I’ve always had a soft spot, I must admit, for Champagnes in which oak has played some role, since it seems to me to create a more meditative sipping effect – perfectly epitomised by Jacquesson’s Cuvée 734 DT (see below). You’ll often hear that steel privileges pristine fruit flavour whereas oak provides a more secondary and vinous result. Yes – in part. But I also think the fruit simply takes on a more autumnal, later-season allure in oak. And of course there is no reason why controlled oxidation should lead to any sort of premature decay: Jean-Hervé Chiquet of Jacquesson approvingly quotes Henri Krug to the effect that controlled oxidation is in fact a vaccine against oxidation.

Image: Bollinger maintenance cooperage, credit Andrew Jefford
Image: Bollinger maintenance cooperage, credit Andrew Jefford

The experienced Jean-Baptiste Lécaillon at Louis Roederer, by the way, distinguishes between the desirable sweetness of sessile oak (Quercus petraea) for Champagne, and the less desirable bitterness of pedunculate oak (Quercus robur). ‘French oak’ could mean either. The latter is typical of Limousin and the former of Tronçais, but in forests the two tend to hybridise and they are customarily mixed by coopers; he is experimenting with very lightly toasted, genetically pure petraea vats at present.
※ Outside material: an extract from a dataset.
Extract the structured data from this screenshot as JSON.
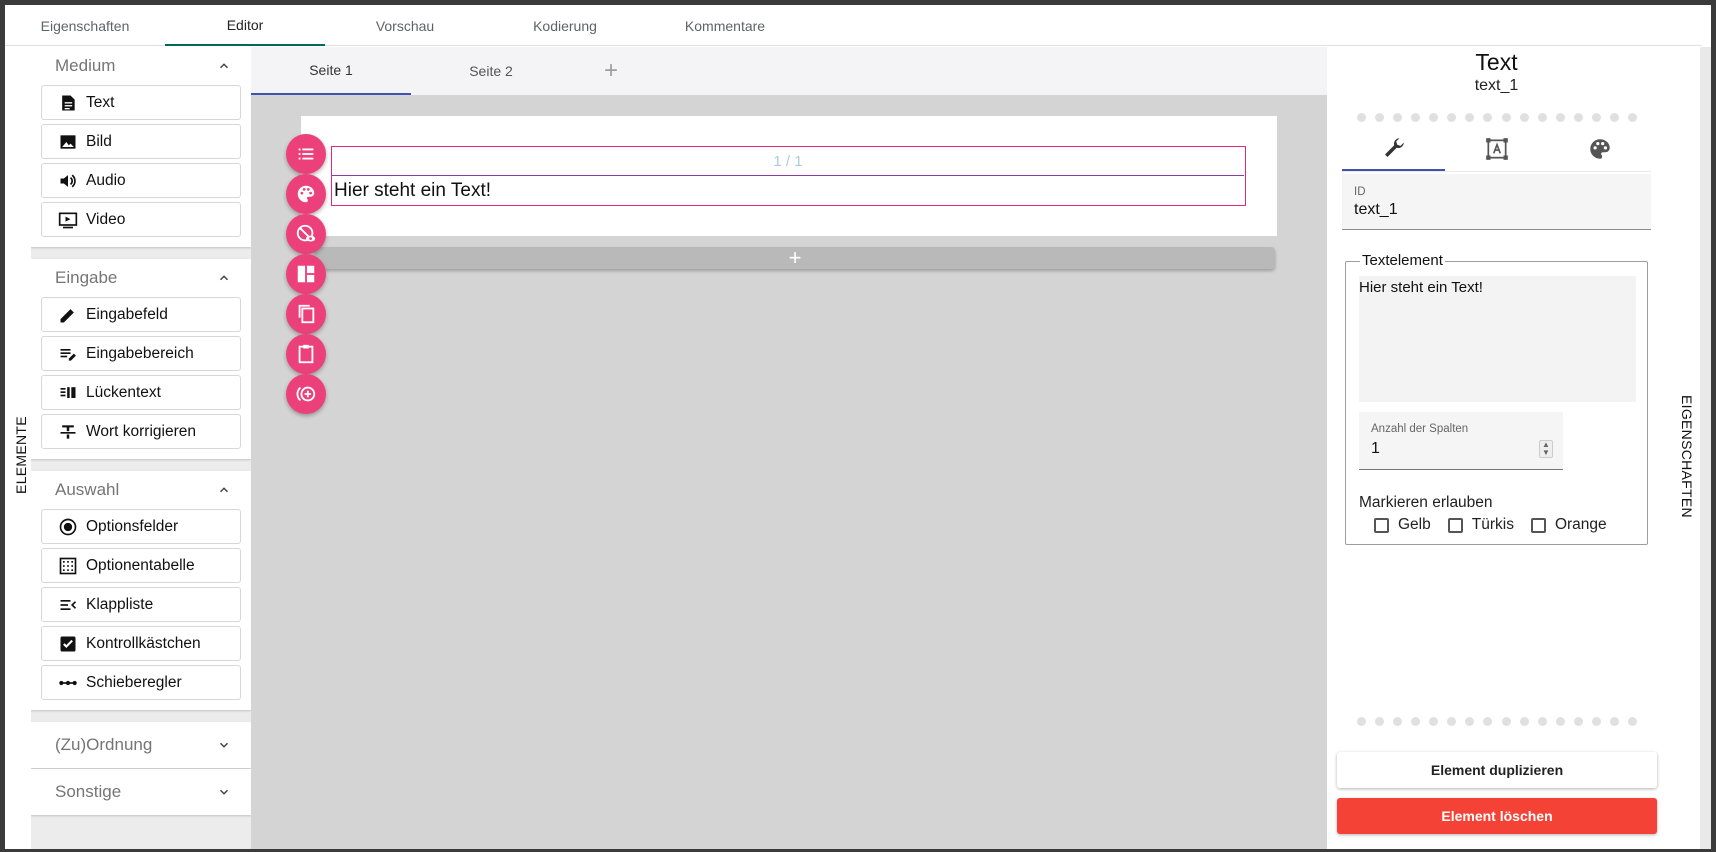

It’s also worth noting that this is not an all-or-nothing contrast. Taittinger’s Comtes de Champagne is a beautifully soft and creamy wine from a Chardonnay-loving house which in principle is wedded to the reductive, stainless-steel ideal – and yet this Grand Cru blend has just five per cent oak maturation (often said to be all new oak, but I was told on this visit that it was one-third new). That oaked component strokes the rich softness up a little without ever suggesting anything firm, vinous or autumnal, which would be alien to the ermine-textured Comtes ideal.